Remember you are not removing yourself from the entire OVDP program, but just the standard offshore penalty component of it. Any criminal protections in place within the standard OVDP apply if you opt-out.
Our biggest source of Opt-outs — clients convinced they need full OVDP and not Streamlined
Whether by their own research or with professional advice, many taxpayers we find made a less-than-optimal choice of entering into the Full OVDP when they were truly more suitable for lesser penalties in the Streamlined Disclosure program. The problem is once you go into full OVDP, you cannot withdraw. Or if you do withdraw, you wind up in a removal audit which is basically the same thing as an Opt-out Audit.

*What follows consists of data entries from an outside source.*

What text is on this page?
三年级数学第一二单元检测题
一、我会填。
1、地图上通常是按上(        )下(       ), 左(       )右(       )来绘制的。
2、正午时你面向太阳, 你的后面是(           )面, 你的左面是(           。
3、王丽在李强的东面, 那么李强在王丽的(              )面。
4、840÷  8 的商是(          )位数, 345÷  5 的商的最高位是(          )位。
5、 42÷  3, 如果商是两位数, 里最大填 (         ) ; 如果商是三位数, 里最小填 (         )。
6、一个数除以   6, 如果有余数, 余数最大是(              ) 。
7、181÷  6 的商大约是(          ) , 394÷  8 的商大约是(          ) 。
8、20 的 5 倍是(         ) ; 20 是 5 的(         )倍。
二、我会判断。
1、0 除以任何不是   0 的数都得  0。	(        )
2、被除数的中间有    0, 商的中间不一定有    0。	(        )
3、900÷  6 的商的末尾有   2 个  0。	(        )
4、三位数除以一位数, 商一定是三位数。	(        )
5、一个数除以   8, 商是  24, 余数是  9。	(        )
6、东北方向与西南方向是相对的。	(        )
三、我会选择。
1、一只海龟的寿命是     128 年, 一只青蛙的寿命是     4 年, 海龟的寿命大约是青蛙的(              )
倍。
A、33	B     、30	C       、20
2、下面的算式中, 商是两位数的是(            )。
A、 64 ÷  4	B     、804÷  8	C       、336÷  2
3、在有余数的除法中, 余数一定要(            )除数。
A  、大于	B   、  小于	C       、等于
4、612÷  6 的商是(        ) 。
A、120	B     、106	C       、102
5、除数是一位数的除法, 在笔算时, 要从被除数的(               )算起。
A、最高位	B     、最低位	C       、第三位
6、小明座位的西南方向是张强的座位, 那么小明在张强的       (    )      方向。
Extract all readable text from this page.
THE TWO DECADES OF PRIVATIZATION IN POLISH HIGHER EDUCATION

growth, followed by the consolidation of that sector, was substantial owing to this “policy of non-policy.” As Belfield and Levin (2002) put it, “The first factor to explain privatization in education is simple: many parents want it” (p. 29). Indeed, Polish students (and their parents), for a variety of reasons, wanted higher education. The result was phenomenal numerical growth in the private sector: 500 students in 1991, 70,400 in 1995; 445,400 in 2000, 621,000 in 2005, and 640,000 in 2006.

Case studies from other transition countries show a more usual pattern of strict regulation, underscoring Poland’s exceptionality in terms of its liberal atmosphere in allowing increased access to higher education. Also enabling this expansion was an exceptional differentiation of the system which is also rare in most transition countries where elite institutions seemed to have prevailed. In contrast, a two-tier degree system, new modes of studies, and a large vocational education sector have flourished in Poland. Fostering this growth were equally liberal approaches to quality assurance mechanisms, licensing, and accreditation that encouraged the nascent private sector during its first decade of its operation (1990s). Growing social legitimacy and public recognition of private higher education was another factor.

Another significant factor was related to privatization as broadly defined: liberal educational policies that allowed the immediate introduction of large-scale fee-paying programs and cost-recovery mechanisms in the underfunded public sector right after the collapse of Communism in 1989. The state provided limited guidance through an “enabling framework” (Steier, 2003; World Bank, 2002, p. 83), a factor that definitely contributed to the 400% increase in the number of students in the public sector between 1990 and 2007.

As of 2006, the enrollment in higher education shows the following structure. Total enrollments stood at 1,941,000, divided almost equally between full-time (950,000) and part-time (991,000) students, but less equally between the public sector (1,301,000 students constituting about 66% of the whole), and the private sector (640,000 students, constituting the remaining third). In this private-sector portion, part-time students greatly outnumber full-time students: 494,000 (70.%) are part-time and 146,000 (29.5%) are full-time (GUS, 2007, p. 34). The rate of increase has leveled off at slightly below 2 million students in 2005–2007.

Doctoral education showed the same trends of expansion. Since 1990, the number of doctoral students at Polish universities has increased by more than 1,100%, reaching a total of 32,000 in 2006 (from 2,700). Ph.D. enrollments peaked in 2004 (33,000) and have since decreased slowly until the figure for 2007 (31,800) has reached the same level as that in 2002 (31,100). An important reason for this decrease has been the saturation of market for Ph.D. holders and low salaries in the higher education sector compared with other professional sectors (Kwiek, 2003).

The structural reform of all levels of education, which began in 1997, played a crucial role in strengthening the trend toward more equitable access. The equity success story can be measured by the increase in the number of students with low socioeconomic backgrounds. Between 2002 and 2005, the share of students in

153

Another big reason for Opt-Outs — Nothing to lose
Opting-out can be a fairly onerous decision to make. Agree to the Full 27.5% or 50% penalty, or opt-out and risk more. However due to FBAR penalty mitigation guidelines for people who do come forward, sometimes a willful penalty will be less than the standard penalty. Thus, there is little risk (if any) to opting out. And really, for the people who are facing 50% FBAR penalty, only in a few instances could we imagine opting out not being the better decision.
IRS Appeals needs to do a better job of understanding the FBAR litigation landscape
Revenue Agents are still quite wrong about the law on FBARs on reasonable cause and willful blindness. We get this — their training is obviously designed to treat people like targets instead of people. But what we are more disappointed with is IRS FBAR appeals that seem to ignore the litany of recent FBAR cases that are not favorable to the IRS. They continue to rely on two cases; One is unpublished, Williams, and the other a Utah district court case, McBride. Either way, their cases are limited to their facts; facts that seldom repeat and have incredibly little precedential value. As such, IRS FBAR appeals should not be relying on these cases much, if at all.
As it is now, we believe the IRS District counsel is loaded with FBAR assessments that they are unsure if they can win. They may actually never bring suit to perfect those judgments.
Our OVDP Opt-out Outlook:
We are continuing to have fantastic success with opt-outs. One caveat — whereas the IRS has not been assessing foreign informational returns penalties, we now expect them to. That is a factor that goes into our calculus of whether an Opt-out makes sense.